A cruel tyrant, the stomach, dominates over all nature, and vanquishes even love. Passion, in an anxious and restless being like the spider, is very mistrustful. At the height of his devotion, the lean and feeble male dares only approach the majestic lady with a timid reverence and the utmost reserve. He advances, he retires, he watches; he seems to ask himself if he has at all succeeded in subduing the haughty creature. He resorts to the timid methods of a slow magnetism, and especially to an extreme patience. He puts little faith in the first signs, and does not willingly yield his confidence. And, finally, when the adored object shows herself sensible of his sincerity, and grows ardent in her expansion of soul, he does not so wholly trust in her but what he will escape, and fly with all his speed, at some sudden impulse, and under the influence of an indescribable panic.
Such is the terrible idyl of the dusky lovers of our ceilings. Among our garden-spiders less suspicion seems to exist. Nature softens hearts, and rugged industrialism itself grows smoother in rustic life. We see some upon our trees which behave tolerably well to their husbands, and do not too often remember that they are competitors in the chase. They permit them to reside in the same locality, although a little apart, and keeping them at a distance. A light partition separates them. The princess consents that he may live under her roof, and on the ground-floor, while she lives on the first story,—keeping him below and in subjection, so that he may not presume to think himself the king, but only the prince consort, and the husband of the queen.

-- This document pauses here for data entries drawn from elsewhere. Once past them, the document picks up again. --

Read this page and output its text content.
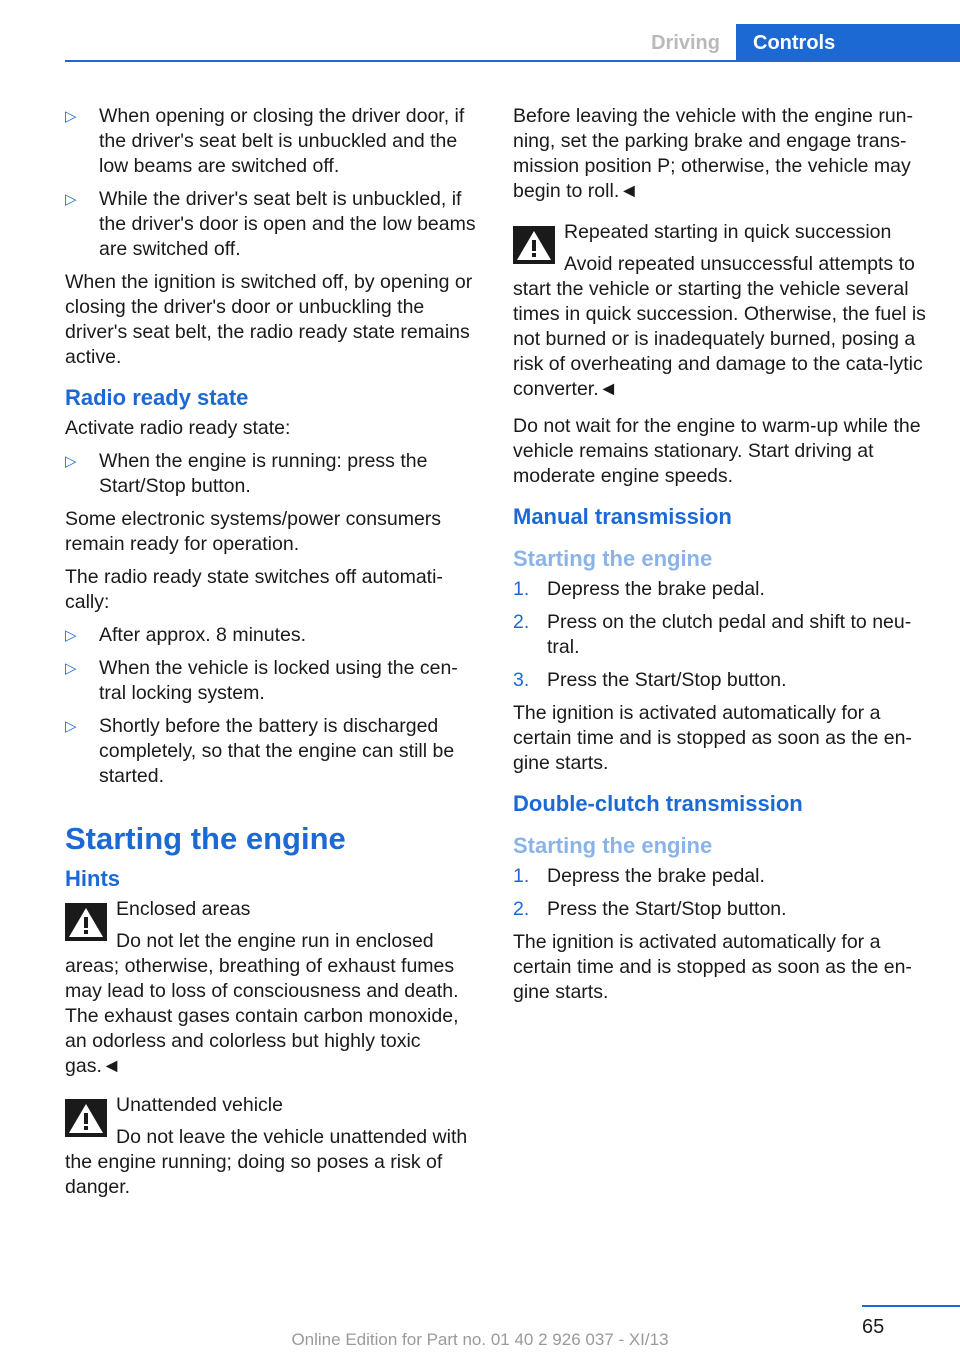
Driving	Controls
▷ When opening or closing the driver door, if the driver's seat belt is unbuckled and the low beams are switched off.
▷ While the driver's seat belt is unbuckled, if the driver's door is open and the low beams are switched off.
When the ignition is switched off, by opening or closing the driver's door or unbuckling the driver's seat belt, the radio ready state remains active.
Radio ready state
Activate radio ready state:
▷ When the engine is running: press the Start/Stop button.
Some electronic systems/power consumers remain ready for operation.
The radio ready state switches off automati‐cally:
▷ After approx. 8 minutes.
▷ When the vehicle is locked using the cen‐tral locking system.
▷ Shortly before the battery is discharged completely, so that the engine can still be started.
Starting the engine
Hints
Enclosed areas
Do not let the engine run in enclosed areas; otherwise, breathing of exhaust fumes may lead to loss of consciousness and death. The exhaust gases contain carbon monoxide, an odorless and colorless but highly toxic gas.◄
Unattended vehicle
Do not leave the vehicle unattended with the engine running; doing so poses a risk of danger.
Before leaving the vehicle with the engine run‐ning, set the parking brake and engage trans‐mission position P; otherwise, the vehicle may begin to roll.◄
Repeated starting in quick succession
Avoid repeated unsuccessful attempts to start the vehicle or starting the vehicle several times in quick succession. Otherwise, the fuel is not burned or is inadequately burned, posing a risk of overheating and damage to the cata‐lytic converter.◄
Do not wait for the engine to warm-up while the vehicle remains stationary. Start driving at moderate engine speeds.
Manual transmission
Starting the engine
1. Depress the brake pedal.
2. Press on the clutch pedal and shift to neu‐tral.
3. Press the Start/Stop button.
The ignition is activated automatically for a certain time and is stopped as soon as the en‐gine starts.
Double-clutch transmission
Starting the engine
1. Depress the brake pedal.
2. Press the Start/Stop button.
The ignition is activated automatically for a certain time and is stopped as soon as the en‐gine starts.
65
Online Edition for Part no. 01 40 2 926 037 - XI/13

Have they any sympathies beyond their own race? So some authorities have asserted, and I believe it. They are isolated from us far less than the true insects. They live in our houses, have an interest in knowing us, and seem to observe us. They pay great attention to voices and sounds, and have a marvellous perception of them. If they have not the insect-organs of hearing (which would seem to be the antennæ), it is because they are all antennæ. Their excessive vigilance, and the nervous irradiation which makes itself felt everywhere among them, endow them with the keenest receptivity.
Much has been said about the musical spider of Pellisson. Another and less-known anecdote is not less striking. One of those little victims which are trained into virtuosi before they are ripe of age,—Berthome, illustrious in 1800,—owed his astonishing successes to the savage confinement in which he was forced to work. At eight he astounded and stupefied his hearers by his mastery of the violin. In his perpetual solitude he had a comrade whom no one suspected,—a spider. It was lodged at first in a quiet corner, but it gave itself license to advance from the corner to the music-stand, from the music-stand to the child, even climbing upon the mobile arm which held the bow. There, a palpitating and breathless amateur, it paused and listened. It was an audience in itself. The artist needed nothing more to fill him with inspiration and double his energy.
Unfortunately the child had a stepmother, who, one day, introducing an amateur into the sanctuary, saw the sensible animal at its post. A blow from her slipper annihilated the auditory. The child fell swooning to the ground, was ill for three months, and died,—heartbroken!